Роман Быкова — гимн маргинальности. Начавшись как история одинокой в своей подлинности любви двоих, изолированных от общества в карантин особости, он в итоге возвышается до пафоса строчки одного из стихотворений, приложенных к роману: «Собственно, я не жалуюсь, я хвалюсь». История любви героини позволяет ей увидеть в своей непохожести на других духовную миссию избранности, которая дает ей силы выйти из убежища не только игры в эвакуацию, но и замкнутых на них двоих отношений с Игорем — выйти, чтобы «маленьким печальным солдатом» еще попробовать что-то «спасти» в ее не понарошку гибнущем мире.
Повесть Павлова, напротив, сначала поднимает героя до его идеальной вершины, а потом инерционно сбавляет обороты пафоса. Пафос Павлова, продолженный и в его критических выступлениях, — это внутреннее преодоление человеком окружающего и подавляющего его мирского зла. Окончание службы выталкивает главного героя из обители полигона, где он смог победить в самом себе мир, в обширные владения зла. Атмосфера угнетенности, неволи, подавленности, в которой персонажи Павлова тщетно пытаются распрямиться, начинает постепенно теснить чистый дух свободы и добра в Алексее Холмогорове. Его непротивление обстоятельствам и волям других людей в какой-то момент оборачивается сломленностью, карикатурно обличаемой в финале: герой, отпущенный наконец на полную свободу, вырванный из лап зависимости от других персонажей повести, предлагает свою волю первому встречному патрулю, испрашивая у него разрешения на мельчайшие бытовые действия.
Совпадение принципов критического суждения с миром прозы видно и у Кирилла Кобрина. Недавние рассказы, опубликованные в «Октябре» (2006. № 4), развиваются в сфере мыслимостей. Воображенный город, угаданное по воспоминаниям будущее («Его пути»), детектив о взаимоубийстве идей («Финальная реплика»), конспект задуманного романа («Угловое кафе»). Характерно, что, когда в финале последнего рассказа реальность воображенная и физическая пересекаются и автор едва законченного романа о посещении Бен Ладеном Праги становится жертвой теракта в пражском кафе, нам ощутимо жаль не погибших людей, в том числе и рассказчика, а его роман, так и не увидевший свет. Таков мир в глазах Кобрина: живые явления в нем кажутся куда менее достоверными, а следовательно, и менее достойными интереса и сопереживания, чем явления мира слов и идей. Даже в книге нон-фикшн «Где-то в Европе», основу которой составляют воспоминания о конкретных приметах времени детства и юности автора, реальность не обживается непосредственно, а познается через ее антураж — языковой, бытовой, пространственный. Гул жизни словно подслушивается автором через щели словечек и вещиц. Показательно признание, что именно привязанность к быту по-европейски сделала автора убежденным западником.
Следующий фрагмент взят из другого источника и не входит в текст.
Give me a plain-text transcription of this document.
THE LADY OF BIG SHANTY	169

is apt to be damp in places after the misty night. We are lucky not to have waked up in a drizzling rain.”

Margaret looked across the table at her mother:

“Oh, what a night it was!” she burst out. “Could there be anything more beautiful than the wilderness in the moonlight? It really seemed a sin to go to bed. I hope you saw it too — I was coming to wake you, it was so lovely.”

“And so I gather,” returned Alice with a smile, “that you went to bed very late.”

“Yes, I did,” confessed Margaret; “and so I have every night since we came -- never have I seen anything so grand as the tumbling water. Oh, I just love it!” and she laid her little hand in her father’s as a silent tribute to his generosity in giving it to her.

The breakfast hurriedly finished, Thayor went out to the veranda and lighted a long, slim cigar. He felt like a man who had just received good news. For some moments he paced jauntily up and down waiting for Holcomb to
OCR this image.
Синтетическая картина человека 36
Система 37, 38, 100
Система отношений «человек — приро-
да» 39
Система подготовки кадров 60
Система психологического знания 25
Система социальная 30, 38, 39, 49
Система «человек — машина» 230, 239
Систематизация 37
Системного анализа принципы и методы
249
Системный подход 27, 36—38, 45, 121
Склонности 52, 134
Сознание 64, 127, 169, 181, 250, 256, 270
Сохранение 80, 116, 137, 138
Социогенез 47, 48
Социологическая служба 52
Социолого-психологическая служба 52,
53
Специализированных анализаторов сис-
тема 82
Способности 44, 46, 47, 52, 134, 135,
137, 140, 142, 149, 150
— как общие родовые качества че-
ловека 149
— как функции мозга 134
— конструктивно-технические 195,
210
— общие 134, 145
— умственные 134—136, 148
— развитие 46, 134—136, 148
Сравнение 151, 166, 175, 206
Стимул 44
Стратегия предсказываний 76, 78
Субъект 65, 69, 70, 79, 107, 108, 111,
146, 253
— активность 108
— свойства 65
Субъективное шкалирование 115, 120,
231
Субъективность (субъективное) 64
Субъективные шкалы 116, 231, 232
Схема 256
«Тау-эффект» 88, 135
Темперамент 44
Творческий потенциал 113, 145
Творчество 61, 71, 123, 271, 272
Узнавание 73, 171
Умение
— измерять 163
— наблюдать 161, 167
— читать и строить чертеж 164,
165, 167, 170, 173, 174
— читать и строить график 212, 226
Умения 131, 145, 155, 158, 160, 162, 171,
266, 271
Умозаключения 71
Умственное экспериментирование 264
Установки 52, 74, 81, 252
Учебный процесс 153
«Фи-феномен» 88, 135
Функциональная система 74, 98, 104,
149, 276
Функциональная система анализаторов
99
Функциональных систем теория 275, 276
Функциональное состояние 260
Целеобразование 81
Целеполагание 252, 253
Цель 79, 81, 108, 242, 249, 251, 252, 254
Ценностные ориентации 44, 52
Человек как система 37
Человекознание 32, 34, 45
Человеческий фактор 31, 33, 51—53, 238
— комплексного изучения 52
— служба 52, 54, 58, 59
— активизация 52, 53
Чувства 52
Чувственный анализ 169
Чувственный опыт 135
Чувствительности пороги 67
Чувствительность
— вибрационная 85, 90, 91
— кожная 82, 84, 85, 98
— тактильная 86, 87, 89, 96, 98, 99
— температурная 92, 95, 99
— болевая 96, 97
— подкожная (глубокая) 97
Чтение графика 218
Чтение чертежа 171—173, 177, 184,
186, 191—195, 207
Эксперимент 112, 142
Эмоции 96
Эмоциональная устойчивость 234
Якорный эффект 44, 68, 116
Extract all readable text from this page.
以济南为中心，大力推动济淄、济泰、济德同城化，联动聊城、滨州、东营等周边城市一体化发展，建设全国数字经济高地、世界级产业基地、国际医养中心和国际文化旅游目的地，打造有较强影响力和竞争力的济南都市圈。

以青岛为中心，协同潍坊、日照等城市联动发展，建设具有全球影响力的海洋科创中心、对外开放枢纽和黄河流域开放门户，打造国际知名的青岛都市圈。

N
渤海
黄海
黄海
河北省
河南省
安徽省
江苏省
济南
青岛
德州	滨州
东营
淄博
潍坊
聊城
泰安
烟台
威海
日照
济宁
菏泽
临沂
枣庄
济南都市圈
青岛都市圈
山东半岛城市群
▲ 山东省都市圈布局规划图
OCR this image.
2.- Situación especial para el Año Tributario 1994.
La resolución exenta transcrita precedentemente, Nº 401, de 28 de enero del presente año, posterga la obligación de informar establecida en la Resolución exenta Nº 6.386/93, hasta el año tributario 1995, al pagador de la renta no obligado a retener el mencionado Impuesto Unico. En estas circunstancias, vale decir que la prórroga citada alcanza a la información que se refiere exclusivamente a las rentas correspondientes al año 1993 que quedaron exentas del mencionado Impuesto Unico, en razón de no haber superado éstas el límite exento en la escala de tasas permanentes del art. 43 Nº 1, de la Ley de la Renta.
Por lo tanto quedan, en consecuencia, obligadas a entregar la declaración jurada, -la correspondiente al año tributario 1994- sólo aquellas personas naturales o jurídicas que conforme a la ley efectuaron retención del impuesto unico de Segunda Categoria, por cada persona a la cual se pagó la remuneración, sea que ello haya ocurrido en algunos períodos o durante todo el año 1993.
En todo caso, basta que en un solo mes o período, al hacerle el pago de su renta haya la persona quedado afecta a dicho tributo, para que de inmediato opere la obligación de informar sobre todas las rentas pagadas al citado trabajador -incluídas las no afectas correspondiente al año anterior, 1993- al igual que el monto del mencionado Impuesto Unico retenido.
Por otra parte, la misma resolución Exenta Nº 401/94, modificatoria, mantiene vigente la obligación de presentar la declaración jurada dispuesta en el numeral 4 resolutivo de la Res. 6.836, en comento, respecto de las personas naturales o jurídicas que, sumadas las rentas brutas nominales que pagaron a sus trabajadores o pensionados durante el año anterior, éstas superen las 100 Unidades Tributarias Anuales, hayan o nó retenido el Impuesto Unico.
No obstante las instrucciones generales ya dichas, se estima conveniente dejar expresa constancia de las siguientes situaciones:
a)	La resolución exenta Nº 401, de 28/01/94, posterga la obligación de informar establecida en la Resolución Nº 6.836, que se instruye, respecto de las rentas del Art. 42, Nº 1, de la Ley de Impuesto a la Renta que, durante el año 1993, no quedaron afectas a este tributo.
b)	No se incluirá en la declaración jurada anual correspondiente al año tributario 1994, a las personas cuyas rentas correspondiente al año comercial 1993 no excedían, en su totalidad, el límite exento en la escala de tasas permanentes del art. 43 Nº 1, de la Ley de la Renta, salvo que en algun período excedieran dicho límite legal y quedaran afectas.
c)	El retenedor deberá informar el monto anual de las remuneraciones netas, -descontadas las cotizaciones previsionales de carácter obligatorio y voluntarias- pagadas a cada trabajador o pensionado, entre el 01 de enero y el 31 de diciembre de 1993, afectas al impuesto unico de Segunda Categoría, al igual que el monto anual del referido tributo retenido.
Герой Кобрина, выпавший из всех связей и контекстов, обнаруживший себя в жизни, о которой промечтал всю юность и которая, однако, на поверку заметно уступает его мечте, напоминает самоощущением Кобрина-критика. Выпав из любых обязательств и долженствований, потому что сама литература перестала вдруг быть делом непременным, Кобрин-критик частно блюдет добровольно взятые на себя обязательства последнего ценителя того, что больше, кажется, никому не нужно. И не потому ли он так увлечен историей литературы, в пику ее актуальному бытию, что самоощущение его, как и его героя, разомкнуто в прошлое? Кобрин-критик — точка, в которую сходятся лучи золотой эпохи замечательных книг, достойной филологии, добросовестных издателей и комментаторов, гениальных классиков. И пусть в эту эпоху ему и его сверстникам не так уж хорошо жилось, зато как мечталось, как верилось — ведь и «Европа» в книге прозы «Где-то в Европе» не реальное географическое пространство, обжитое ими гораздо позже, а идеальное пространство мечты! Европу в ее высшем выражении знала только эта советская, не выезжавшая из Союза интеллигенция, которая и потеряла свою мечту, едва обрела возможность в ней поселиться. Недаром герой Кобрина признается в тавтологичности своего бытия, обреченного теперь закатившимся шаром вертеться в комфортабельной лузе. Остается одно — растворяться в книгах, в мыслимом мире сберегая свой идеал.